Artikel pertama kali dipublikasikan pada bulan Juni, 2009

 

[Catatan Editor: Studi ini mempresentasikan alasan-alasan yang kuat untuk mendukung klaim bahwa “Hadis” pada kenyataannya adalah lebih dapat dipercayai dibandingkan Quran itu sendiri. Alasan dibelakang klaim ini ada pada cara bagaimana hadis-hadis dikumpulkan jika dibanding dengan bagaimana sura-sura Quran dikumpulkan dan disimpan. Detil-detil ada di bawah ini.]

Quran dianggap sebagai tulang punggung Islam meskipun bagian terbesar dari agama ini dibentuk dari sunnah, atau lewat tradisi-tradisi Muhammad, yang didasarkan pada hadis-hadis atau ucapan-ucapannya, meskipun sunnah sendiri dianggap hanya kedua terpenting dibandingkan Quran. Mempraktikkan Islam merupakan hal yang mustahil tanpa sunnah, sebab Quran tidak menjelaskan apapun tentang ritual-ritual Islam atau syariah, dan memberi petunjuk pada orang-orang Muslim untuk mengambil contoh-contoh yang diberikan oleh Muhammad, yang mana seluruh contoh-contoh tersebut berasal dari hadis-hadisnya (Q.59:7).

Apa saja harta rampasan (fai-i) yang diberikan Allah kepada RasulNya (dari harta benda) yang berasal dari penduduk kota-kota maka adalah untuk Allah, untuk Rasul, kaum kerabat, anak-anak yatim, orang-orang miskin dan orang-orang yang dalam perjalanan, supaya harta itu jangan beredar di antara orang-orang kaya saja di antara kamu. Apa yang diberikan Rasul kepadamu, maka terimalah. Dan apa yang dilarangnya bagimu, maka tinggalkanlah. Dan bertakwalah kepada Allah. Sesungguhnya Allah amat keras hukumannya.

Kita menjadi sangat frustrasi ketika berdebat dengan orang-orang Muslim ‘intelektual’, karena biasanya mereka dengan cepat menjaga jarak dari setiap hadis yang tampaknya berimplikasi kepada agama mereka, tak peduli seotentik apapun hadis-hadis tersebut.

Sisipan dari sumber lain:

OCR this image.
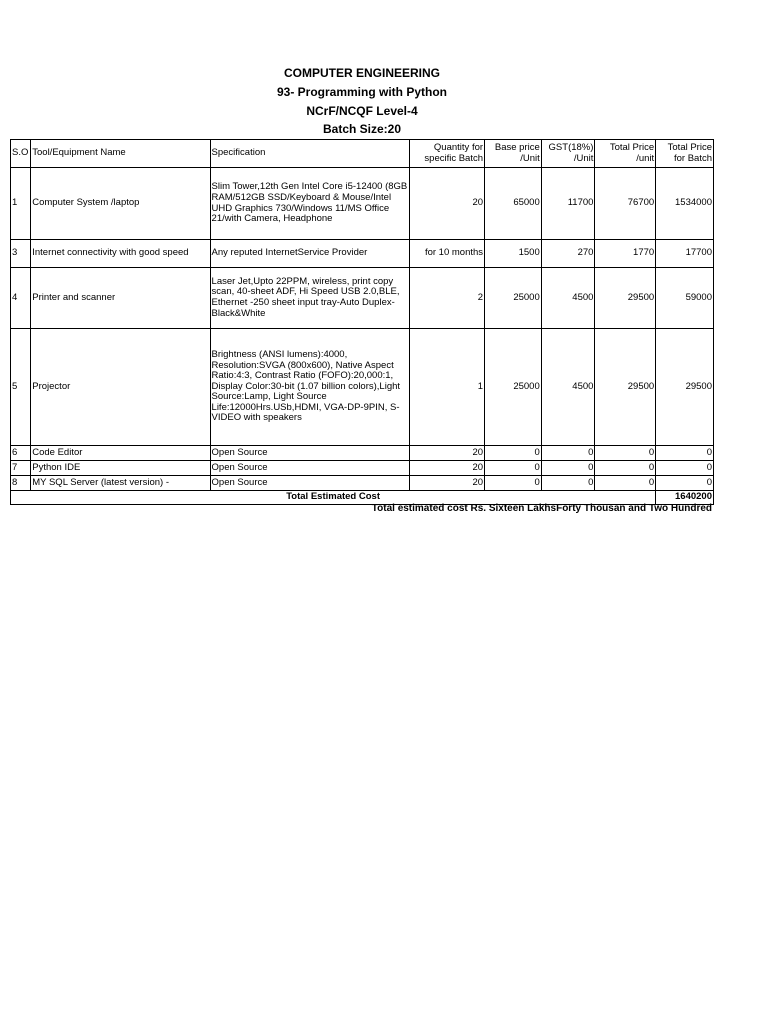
COMPUTER ENGINEERING
93- Programming with Python
NCrF/NCQF Level-4
Batch Size:20
S.O	Tool/Equipment Name	Specification	Quantity for specific Batch	Base price /Unit	GST(18%) /Unit	Total Price /unit	Total Price for Batch
1	Computer System /laptop	Slim Tower,12th Gen Intel Core i5-12400 (8GB RAM/512GB SSD/Keyboard & Mouse/Intel UHD Graphics 730/Windows 11/MS Office 21/with Camera, Headphone	20	65000	11700	76700	1534000
3	Internet connectivity with good speed	Any reputed InternetService Provider	for 10 months	1500	270	1770	17700
4	Printer and scanner	Laser Jet,Upto 22PPM, wireless, print copy scan, 40-sheet ADF, Hi Speed USB 2.0,BLE, Ethernet -250 sheet input tray-Auto Duplex-Black&White	2	25000	4500	29500	59000
5	Projector	Brightness (ANSI lumens):4000, Resolution:SVGA (800x600), Native Aspect Ratio:4:3, Contrast Ratio (FOFO):20,000:1, Display Color:30-bit (1.07 billion colors),Light Source:Lamp, Light Source Life:12000Hrs.USb,HDMI, VGA-DP-9PIN, S-VIDEO with speakers	1	25000	4500	29500	29500
6	Code Editor	Open Source	20	0	0	0	0
7	Python IDE	Open Source	20	0	0	0	0
8	MY SQL Server (latest version) -	Open Source	20	0	0	0	0
Total Estimated Cost							1640200
Total estimated cost Rs. Sixteen LakhsForty Thousan and Two Hundred
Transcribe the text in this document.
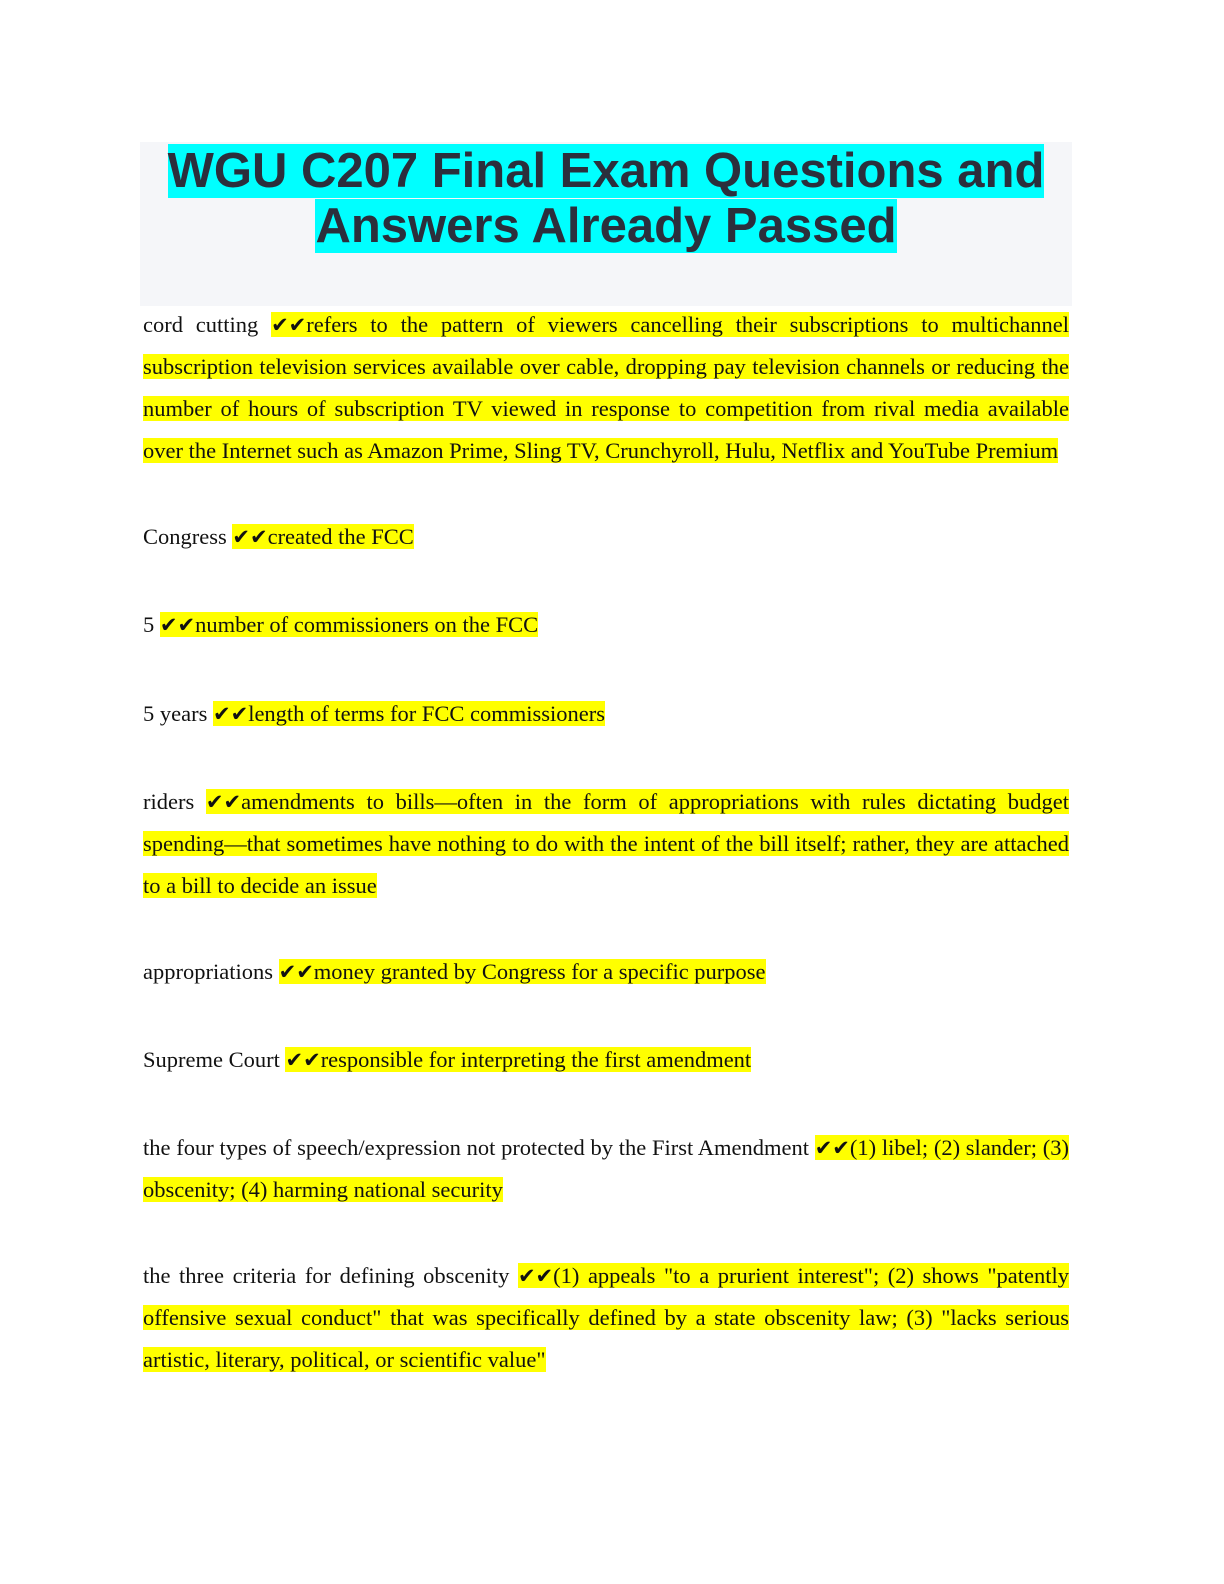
WGU C207 Final Exam Questions and
Answers Already Passed

cord cutting ✔✔refers to the pattern of viewers cancelling their subscriptions to multichannel subscription television services available over cable, dropping pay television channels or reducing the number of hours of subscription TV viewed in response to competition from rival media available over the Internet such as Amazon Prime, Sling TV, Crunchyroll, Hulu, Netflix and YouTube Premium

Congress ✔✔created the FCC

5 ✔✔number of commissioners on the FCC

5 years ✔✔length of terms for FCC commissioners

riders ✔✔amendments to bills—often in the form of appropriations with rules dictating budget spending—that sometimes have nothing to do with the intent of the bill itself; rather, they are attached to a bill to decide an issue

appropriations ✔✔money granted by Congress for a specific purpose

Supreme Court ✔✔responsible for interpreting the first amendment

the four types of speech/expression not protected by the First Amendment ✔✔(1) libel; (2) slander; (3) obscenity; (4) harming national security

the three criteria for defining obscenity ✔✔(1) appeals "to a prurient interest"; (2) shows "patently offensive sexual conduct" that was specifically defined by a state obscenity law; (3) "lacks serious artistic, literary, political, or scientific value"
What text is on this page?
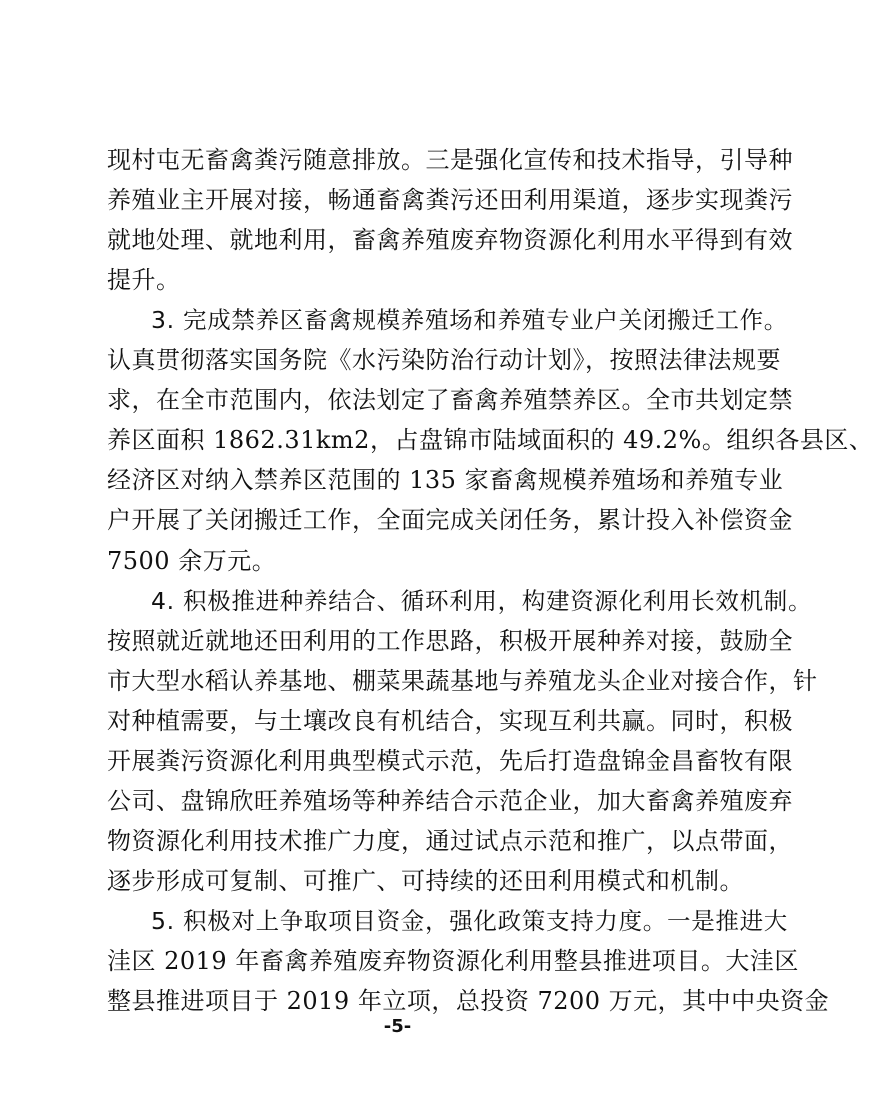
现村屯无畜禽粪污随意排放。三是强化宣传和技术指导，引导种
养殖业主开展对接，畅通畜禽粪污还田利用渠道，逐步实现粪污
就地处理、就地利用，畜禽养殖废弃物资源化利用水平得到有效
提升。
3. 完成禁养区畜禽规模养殖场和养殖专业户关闭搬迁工作。
认真贯彻落实国务院《水污染防治行动计划》，按照法律法规要
求，在全市范围内，依法划定了畜禽养殖禁养区。全市共划定禁
养区面积 1862.31km2，占盘锦市陆域面积的 49.2%。组织各县区、
经济区对纳入禁养区范围的 135 家畜禽规模养殖场和养殖专业
户开展了关闭搬迁工作，全面完成关闭任务，累计投入补偿资金
7500 余万元。
4. 积极推进种养结合、循环利用，构建资源化利用长效机制。
按照就近就地还田利用的工作思路，积极开展种养对接，鼓励全
市大型水稻认养基地、棚菜果蔬基地与养殖龙头企业对接合作，针
对种植需要，与土壤改良有机结合，实现互利共赢。同时，积极
开展粪污资源化利用典型模式示范，先后打造盘锦金昌畜牧有限
公司、盘锦欣旺养殖场等种养结合示范企业，加大畜禽养殖废弃
物资源化利用技术推广力度，通过试点示范和推广，以点带面，
逐步形成可复制、可推广、可持续的还田利用模式和机制。
5. 积极对上争取项目资金，强化政策支持力度。一是推进大
洼区 2019 年畜禽养殖废弃物资源化利用整县推进项目。大洼区
整县推进项目于 2019 年立项，总投资 7200 万元，其中中央资金
-5-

Menyangkali sebuah hadis adalah sebuah taktik bertahan yang mudah dilakukan oleh para apologet Muslim, dalam usaha mereka untuk mempertahankan integritas Islam. Logika mereka adalah bahwa Islam tidak akan jatuh oleh kegagalan satu atau dua buah hadis, sebab Islam akan dijaga oleh Quran. Namun pada sisi lain, orang-orang Muslim itu tidaklah merasa malu untuk mengutip hadis-hadis lainnya demi memperkuat argumentasi mereka, tak peduli seberapa tidak otentiknya hadis-hadis tersebut. Namun demikian, kebanyakan orang-orang Muslim awam tetap sebagai orang beriman yang berpegang teguh pada Quran dan hadis, yang mereka anggap sebagai sumber iman mereka yang saling melengkapi. Muslim main stream menganggap mereka yang menolak hadis sebagai orang kafir, yang juga nantinya pasti akan menolak Quran.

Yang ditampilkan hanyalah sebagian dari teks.